I know what you mean I graduated culinary school bout 7-8 years ago now, there were about 20-25 of us in the class. There is now 7-8 years later only about 4 my self included that are still cooking 3 that are Red Seal myself included. But part of the point I am trying to make here, is the culinary student think they are going to go off and make big money right away climb the ranks and become Chef within a year. Then they get out in the industry and realise ``holy crap its harder then it looks on TV``. Then they loose there passion because there making peanuts compared to what they thought they would make and most of them change careers to make more money in a more timely fashion.

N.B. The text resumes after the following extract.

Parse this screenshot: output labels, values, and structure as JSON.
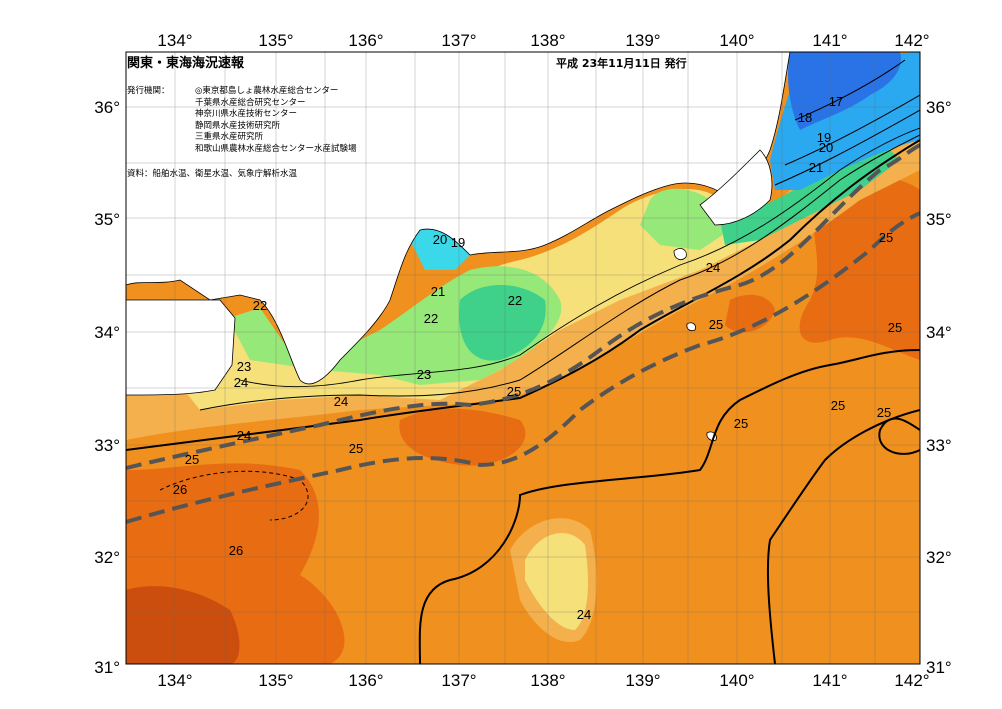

The students that go to culinary school don't realize the time and effort and huge amount of passion they have to put in to get anywhere some do don't get me wrong. That's not saying all culinary students aren't like that the ones like yourself Etherial that have grinded it out in the industry and go back to school to sharpen your skills and gain more knowledge is awesome. Eventually I want to go and taking a pastry chef course as baking is my weakness


----------



## pavswede (Oct 5, 2013)

This is a great discussion and a good reality check for Gen Y culinary graduates like myself. I'm little different from my peers in that I'm more traditional in my approach to work. I loyal, honest, responsible, blah blah blah. But the fact is, I'm almost 29 and getting started in the industry later than most (yes, i realize people start even later) and I want to make the most of my time so that I can reach a mid-level position and make a decent wage for my family. I changed careers, leaving lucrative deals behind because I love cooking.

My question is this: I live in NYC and it seems that all the restaurant jobs I find online advertise that they want 1-year experience minimum. All of the places that don't need 1-year don't seem like places worth working (sandwich shops, fast-casual places, etc.). I have cooked on and off for short periods of time some years ago, most recently a 4-month internship at a fast-casual restaurant and want to get the most out of my first job. How does one find a place where you know you'll fit in well and can make a mental commitment to yourself to stay there for at least a year?

I learn quickly, am very presentable, and will break my back for you - but i want to know i'm getting the best experience i can.


----------



## jim berman (Oct 28, 1999)

Perhaps it boils down to this: Culinary school is a *start*; it is foundational and formative. But, a _start_, nonetheless. It is what is done with that start that will determine the path. Yes?


----------



## chanceschef (Oct 2, 2013)

Jim Berman said:


> Perhaps it boils down to this: Culinary school is a *start*; it is foundational and formative. But, a _start_, nonetheless. It is what is done with that start that will determine the path. Yes?


Jim Berman, I cant agree more when. I was going for my red seal a Chef once told me that "you get your red seal, then what",.... he followed up by saying "its only the beginning " which really hit me, and Culinary school is the very start absolutely and getting your red seal is only the beginning. I find myself still learning and willing to gain knowledge and refine my craft as I am sure everyone on this page is as well.


----------